Ora como na vida tudo esquece, graças a Deus, e sobre aquela cena de Milão já passaram mais de cinco anos e é coisa assim distante como os grandes acontecimentos da História, dizem que de noite, naquelas serenas noites de trabalho em que Sua Excelência vela por nós, não resiste à tentação e vai à gaveta. Retrato e moldura vêm de novo para cima da banca de trabalho e o namoro continua, um namoro romântico, cheio de lágrimas e ais, mas bonito na sua fidelidade e na sua constância. O falecido parece que está vivo. A mesma força na expressão dura, o mesmo querer e o mesmo queixo, o mesmo olhar de águia vitoriosa. Sobre ele passaram os grandes desastres da Grécia, as batalhas navais do Mediterrâneo em que foi tudo para o charco, o Corporativismo falido, o fascio com as varas partidas e uma para cada lado, e a verdade é que ali o grande homem continua como se nada se tivesse passado, magnifico como sempre, radiante da sua força e do seu poder. Sua Excelência olha e suspira, arranca do peito ais de saudade e paixão, e ele, forte, perseverante, diz-lhe que não chore, que não seja piegas, que continue, porque a sorte não o abandonará.

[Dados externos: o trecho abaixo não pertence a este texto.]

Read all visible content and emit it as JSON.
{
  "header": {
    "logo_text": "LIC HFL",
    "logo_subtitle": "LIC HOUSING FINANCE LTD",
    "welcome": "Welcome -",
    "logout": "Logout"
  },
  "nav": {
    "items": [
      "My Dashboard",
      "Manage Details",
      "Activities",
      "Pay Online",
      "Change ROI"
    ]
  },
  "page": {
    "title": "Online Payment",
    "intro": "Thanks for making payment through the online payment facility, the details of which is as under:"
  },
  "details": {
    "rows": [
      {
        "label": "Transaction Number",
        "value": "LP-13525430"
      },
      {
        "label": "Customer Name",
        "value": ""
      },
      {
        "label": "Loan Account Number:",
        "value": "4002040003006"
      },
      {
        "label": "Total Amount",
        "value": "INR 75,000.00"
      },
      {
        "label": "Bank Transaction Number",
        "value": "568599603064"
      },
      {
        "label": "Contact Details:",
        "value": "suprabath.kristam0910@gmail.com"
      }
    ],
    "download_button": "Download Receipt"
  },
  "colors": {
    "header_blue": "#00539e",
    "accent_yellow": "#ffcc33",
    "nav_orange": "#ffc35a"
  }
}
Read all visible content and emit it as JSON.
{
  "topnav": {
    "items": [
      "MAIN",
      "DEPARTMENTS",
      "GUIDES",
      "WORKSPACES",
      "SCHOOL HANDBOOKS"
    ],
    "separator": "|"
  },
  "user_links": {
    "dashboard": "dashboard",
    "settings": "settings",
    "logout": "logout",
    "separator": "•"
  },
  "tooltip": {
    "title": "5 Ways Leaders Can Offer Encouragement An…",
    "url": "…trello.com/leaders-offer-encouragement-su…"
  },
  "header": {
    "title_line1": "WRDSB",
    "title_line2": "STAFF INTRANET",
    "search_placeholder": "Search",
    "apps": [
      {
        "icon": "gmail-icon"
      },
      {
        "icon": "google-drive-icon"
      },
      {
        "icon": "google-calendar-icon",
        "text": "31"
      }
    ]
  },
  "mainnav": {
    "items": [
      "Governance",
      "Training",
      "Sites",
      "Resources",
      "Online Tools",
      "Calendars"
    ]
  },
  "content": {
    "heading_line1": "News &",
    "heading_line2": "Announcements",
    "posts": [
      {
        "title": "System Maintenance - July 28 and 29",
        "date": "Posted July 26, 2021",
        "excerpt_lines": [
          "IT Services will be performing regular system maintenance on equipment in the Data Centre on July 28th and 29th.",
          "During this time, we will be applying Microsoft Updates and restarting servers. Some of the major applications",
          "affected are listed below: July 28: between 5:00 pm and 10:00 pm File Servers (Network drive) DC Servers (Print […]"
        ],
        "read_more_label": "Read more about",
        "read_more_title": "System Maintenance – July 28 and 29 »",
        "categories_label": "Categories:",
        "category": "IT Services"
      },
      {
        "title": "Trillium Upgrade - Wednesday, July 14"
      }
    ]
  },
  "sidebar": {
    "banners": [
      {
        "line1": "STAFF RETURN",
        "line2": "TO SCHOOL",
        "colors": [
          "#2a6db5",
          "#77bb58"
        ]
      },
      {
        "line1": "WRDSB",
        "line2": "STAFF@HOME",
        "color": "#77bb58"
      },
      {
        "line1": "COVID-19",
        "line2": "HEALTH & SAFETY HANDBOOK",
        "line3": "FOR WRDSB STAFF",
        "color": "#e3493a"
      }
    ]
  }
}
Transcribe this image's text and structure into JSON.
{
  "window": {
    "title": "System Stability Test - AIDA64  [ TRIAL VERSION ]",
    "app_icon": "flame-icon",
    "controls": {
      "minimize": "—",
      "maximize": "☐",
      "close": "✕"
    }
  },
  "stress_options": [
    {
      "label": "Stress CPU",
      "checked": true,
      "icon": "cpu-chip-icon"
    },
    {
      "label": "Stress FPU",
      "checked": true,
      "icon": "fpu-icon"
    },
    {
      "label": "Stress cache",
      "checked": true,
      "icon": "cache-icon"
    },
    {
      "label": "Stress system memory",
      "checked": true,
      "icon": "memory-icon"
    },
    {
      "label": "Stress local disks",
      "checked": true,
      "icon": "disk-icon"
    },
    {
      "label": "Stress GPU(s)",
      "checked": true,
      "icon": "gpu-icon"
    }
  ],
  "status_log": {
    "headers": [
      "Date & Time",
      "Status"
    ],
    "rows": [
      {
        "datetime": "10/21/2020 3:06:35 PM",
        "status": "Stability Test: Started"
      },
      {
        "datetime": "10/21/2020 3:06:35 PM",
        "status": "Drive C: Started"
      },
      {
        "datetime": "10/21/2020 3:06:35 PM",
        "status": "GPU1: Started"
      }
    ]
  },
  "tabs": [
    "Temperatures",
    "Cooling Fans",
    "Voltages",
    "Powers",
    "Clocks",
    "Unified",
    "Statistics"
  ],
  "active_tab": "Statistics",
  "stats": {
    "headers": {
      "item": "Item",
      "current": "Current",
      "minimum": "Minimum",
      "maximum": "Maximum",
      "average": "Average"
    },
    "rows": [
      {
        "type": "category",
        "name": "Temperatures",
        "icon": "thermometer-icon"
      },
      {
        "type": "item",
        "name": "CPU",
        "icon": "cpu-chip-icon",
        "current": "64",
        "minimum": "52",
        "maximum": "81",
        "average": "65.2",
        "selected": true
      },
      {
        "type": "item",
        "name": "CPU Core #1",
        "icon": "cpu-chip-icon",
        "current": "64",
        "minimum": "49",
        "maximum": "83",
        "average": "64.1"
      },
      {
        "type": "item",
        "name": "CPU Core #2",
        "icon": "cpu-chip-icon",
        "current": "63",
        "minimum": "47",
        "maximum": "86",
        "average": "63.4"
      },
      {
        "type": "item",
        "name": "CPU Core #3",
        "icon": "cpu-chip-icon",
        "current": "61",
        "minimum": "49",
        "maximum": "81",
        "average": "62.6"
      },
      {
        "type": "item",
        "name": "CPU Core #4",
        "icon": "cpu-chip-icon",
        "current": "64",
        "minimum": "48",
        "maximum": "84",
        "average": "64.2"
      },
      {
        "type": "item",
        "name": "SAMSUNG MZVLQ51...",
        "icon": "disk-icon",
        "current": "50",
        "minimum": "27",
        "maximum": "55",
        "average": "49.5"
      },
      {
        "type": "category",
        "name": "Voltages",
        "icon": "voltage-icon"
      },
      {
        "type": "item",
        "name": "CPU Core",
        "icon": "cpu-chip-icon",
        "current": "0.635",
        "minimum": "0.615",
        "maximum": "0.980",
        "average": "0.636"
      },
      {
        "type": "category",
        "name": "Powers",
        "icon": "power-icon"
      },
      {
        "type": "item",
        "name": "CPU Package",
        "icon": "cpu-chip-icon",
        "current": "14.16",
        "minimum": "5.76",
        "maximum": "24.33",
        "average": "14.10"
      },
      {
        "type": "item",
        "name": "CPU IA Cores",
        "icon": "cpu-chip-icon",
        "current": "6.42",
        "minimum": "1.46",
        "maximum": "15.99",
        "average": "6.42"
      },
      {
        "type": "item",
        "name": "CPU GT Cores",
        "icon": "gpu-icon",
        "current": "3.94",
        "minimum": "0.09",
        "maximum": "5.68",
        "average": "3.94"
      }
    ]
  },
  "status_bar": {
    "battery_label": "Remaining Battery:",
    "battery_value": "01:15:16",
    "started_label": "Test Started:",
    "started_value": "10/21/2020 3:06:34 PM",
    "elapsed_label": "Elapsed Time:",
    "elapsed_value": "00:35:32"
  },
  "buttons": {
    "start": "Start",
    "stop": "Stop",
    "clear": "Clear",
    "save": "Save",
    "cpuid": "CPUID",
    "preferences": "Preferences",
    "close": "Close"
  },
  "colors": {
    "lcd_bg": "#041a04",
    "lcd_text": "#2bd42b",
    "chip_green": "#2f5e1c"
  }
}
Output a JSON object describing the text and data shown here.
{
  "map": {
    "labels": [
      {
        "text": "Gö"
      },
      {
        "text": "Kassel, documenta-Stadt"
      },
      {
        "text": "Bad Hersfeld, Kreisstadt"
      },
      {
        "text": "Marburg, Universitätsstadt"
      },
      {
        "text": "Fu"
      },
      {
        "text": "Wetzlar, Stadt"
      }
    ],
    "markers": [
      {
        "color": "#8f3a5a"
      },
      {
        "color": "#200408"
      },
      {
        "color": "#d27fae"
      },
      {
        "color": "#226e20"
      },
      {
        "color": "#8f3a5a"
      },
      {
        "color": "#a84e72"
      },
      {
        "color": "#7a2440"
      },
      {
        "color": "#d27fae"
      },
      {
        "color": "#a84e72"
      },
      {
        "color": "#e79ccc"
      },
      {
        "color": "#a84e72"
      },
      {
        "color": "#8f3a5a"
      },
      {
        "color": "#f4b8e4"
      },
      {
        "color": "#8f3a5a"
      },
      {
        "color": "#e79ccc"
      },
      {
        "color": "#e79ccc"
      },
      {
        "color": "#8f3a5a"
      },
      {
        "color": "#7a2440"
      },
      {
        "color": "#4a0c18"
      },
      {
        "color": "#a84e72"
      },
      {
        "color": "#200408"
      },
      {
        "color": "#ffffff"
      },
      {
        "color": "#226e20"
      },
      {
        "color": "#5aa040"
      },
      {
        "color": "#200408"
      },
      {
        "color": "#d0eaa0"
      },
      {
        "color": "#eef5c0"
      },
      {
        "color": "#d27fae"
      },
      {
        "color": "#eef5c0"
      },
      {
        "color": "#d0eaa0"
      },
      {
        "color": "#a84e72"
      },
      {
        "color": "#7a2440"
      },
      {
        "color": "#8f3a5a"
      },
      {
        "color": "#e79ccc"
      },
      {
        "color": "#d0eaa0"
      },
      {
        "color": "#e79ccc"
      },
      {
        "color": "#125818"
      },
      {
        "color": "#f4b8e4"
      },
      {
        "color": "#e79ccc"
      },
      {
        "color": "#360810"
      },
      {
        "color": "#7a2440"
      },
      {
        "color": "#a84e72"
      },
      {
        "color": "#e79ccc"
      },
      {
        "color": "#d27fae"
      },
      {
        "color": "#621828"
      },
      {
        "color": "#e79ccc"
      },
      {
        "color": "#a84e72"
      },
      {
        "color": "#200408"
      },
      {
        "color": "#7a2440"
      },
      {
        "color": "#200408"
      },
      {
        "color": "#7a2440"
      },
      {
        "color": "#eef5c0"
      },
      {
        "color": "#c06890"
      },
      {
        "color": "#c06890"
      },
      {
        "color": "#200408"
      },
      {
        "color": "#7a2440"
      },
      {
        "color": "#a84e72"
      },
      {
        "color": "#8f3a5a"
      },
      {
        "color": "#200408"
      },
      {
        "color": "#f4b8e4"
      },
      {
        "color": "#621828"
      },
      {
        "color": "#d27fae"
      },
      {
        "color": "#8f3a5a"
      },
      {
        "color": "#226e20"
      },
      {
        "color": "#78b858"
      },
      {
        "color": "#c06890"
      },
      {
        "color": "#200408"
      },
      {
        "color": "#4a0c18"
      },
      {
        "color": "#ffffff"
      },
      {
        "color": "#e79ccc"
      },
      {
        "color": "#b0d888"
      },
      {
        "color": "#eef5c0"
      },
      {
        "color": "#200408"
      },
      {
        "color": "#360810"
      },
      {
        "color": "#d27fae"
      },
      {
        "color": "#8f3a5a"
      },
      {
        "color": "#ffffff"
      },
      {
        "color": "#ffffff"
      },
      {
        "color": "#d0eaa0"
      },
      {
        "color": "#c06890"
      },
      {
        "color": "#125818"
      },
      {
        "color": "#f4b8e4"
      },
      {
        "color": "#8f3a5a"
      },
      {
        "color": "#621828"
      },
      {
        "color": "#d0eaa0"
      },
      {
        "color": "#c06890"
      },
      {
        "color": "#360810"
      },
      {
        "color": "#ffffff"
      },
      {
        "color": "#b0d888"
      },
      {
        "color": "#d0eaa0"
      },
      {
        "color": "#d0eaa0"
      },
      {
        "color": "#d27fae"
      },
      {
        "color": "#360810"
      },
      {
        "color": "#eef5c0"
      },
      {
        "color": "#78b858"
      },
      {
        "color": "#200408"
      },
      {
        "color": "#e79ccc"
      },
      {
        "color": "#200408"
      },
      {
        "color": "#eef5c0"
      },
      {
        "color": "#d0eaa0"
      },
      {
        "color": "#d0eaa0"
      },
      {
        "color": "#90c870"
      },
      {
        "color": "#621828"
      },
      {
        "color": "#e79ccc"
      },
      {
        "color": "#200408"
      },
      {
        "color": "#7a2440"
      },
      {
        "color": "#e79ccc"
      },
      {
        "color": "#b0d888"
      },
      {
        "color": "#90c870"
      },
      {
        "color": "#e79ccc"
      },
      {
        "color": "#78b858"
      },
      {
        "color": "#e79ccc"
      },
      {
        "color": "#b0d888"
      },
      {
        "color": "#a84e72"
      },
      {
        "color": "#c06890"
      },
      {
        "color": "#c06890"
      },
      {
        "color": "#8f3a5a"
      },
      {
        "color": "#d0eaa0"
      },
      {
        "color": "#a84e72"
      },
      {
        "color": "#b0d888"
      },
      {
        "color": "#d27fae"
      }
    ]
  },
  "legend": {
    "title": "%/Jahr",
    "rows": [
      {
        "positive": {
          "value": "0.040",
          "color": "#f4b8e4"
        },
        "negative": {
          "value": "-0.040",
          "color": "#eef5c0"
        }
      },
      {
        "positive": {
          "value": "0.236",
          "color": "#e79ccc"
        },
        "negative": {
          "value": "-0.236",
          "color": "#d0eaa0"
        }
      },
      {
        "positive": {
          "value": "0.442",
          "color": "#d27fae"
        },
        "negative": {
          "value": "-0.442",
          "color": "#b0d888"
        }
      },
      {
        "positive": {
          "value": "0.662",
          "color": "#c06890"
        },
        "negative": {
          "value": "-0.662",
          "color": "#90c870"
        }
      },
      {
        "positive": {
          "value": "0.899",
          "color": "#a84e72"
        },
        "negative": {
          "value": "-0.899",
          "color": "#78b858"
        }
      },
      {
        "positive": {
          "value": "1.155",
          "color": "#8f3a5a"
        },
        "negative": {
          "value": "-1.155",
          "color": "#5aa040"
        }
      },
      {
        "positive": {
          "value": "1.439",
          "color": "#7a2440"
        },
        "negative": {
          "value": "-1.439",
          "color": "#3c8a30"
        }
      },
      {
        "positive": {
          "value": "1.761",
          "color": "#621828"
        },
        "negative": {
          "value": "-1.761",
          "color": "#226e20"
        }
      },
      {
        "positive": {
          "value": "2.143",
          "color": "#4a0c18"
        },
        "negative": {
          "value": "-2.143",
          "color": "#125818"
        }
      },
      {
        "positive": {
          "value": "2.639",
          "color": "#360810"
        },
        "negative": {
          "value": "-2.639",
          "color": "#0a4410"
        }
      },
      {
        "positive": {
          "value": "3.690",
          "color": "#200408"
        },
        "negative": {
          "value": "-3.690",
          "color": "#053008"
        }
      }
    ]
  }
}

São assim, agora, dolorosas as noites de Sua Excelência. Quando todos os familiares recolhem, quando em São Bento cai a paz da noite, em segredo, ele saca da gaveta o retrato amado e cumpre a santa devoção de adorar o morto querido. E só assim sente algum ânimo para o trabalho.
Dizem que já depois disso outros políticos lhe mandaram o retrato. O Franco que também é um sujeito animoso, o Chang-Kai-Chec das mãos limpas, o reabilitado Dr. Schatz, e até o imperador do Japão, o lacrimoso Hiroito, mas Sua Excelência naquele é que tem fé. De dia não, porque não gosta que lhe conspurquem a intimidade da sagrada adoração, mas de noite, quando todos dormem, é para o Benito que vão as suas lágrimas piedosas e é do Benito que lhe vem ainda algum alento.—C.”